All industries face risks during development, so Changan Auto has consistently prioritized balancing growth with safety, Zhu Huarong said during a shareholder meeting yesterday. The firm's strategies ensure that "stability comes first," he added.
"This is our responsibility to the company and the millions of customers relying on our supply chain," Zhu noted. The long-term survival of a firm requires building top-tier brands and expanding globally while mitigating overseas risks, he pointed out.
In an interview with Sina on May 23, Wei Jianjun said there may be an Evergrande-like situation in the auto industry, referring to the developer falling into a debt crisis in 2021. An industry-wide audit could expose financial vulnerabilities, he noted.

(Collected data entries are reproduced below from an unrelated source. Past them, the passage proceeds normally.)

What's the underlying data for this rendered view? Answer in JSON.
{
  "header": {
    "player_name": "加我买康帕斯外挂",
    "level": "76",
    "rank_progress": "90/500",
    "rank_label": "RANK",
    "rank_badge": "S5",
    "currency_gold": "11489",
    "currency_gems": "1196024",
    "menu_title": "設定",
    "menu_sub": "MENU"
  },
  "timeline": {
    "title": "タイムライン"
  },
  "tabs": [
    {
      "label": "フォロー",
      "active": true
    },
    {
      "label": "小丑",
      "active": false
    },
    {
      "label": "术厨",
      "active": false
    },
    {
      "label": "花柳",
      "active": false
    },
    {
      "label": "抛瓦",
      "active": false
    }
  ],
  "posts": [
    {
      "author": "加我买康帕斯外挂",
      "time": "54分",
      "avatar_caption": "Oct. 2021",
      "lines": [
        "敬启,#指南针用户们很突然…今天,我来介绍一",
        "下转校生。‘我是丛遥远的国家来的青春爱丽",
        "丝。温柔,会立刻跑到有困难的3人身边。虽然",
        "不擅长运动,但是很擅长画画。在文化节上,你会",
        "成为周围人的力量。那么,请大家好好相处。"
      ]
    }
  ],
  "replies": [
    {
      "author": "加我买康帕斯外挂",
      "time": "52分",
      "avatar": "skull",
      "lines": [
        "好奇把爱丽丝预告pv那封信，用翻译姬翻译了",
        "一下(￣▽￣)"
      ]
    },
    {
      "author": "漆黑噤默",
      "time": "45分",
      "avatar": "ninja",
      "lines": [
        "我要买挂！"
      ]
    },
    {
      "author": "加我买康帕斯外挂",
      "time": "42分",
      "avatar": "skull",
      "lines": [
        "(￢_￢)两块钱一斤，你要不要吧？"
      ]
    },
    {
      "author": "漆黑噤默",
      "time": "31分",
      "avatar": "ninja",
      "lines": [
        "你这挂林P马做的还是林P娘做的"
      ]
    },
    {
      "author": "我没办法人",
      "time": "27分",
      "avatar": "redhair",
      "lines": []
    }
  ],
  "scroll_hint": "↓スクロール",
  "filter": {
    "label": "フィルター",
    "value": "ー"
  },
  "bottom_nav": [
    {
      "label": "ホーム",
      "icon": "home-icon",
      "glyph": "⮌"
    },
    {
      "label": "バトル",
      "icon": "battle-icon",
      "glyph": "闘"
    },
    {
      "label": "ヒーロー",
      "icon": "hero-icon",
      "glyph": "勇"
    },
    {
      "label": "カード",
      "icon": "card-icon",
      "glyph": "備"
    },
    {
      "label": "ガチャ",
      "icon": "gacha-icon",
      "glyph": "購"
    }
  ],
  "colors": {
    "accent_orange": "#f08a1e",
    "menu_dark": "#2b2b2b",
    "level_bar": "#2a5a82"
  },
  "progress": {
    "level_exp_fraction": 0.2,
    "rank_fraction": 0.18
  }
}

Intense competition does not spell doom for an industry, Zhu said. Many sectors endure painful phases before returning to healthier growth, and with capital markets becoming more rational and operations more stable, China's auto industry will likely enter a more sustainable phase within two years, he added.
On May 27, Zhu said that updates regarding the restructuring of state-owned carmakers Dongfeng Motor and Changan Auto will be made through official channels.
The restructuring will better position Changan Auto for future internationalization, globalization, and market-oriented development without altering its established strategic and technological roadmap or changing its brands, policies, or long-term strategies, Zhu noted.
Wei made his remarks after a wave of price cuts across the industry. BYD slashed prices by up to 34 percent on 22 models on May 23, with Geely Automobile Holdings, Cadillac, Leapmotor, IM Motors, Changan Auto's new energy vehicle brand Deepal, and Nissan Motor following suit, leading to Chinese automobile stocks tumbling on May 26.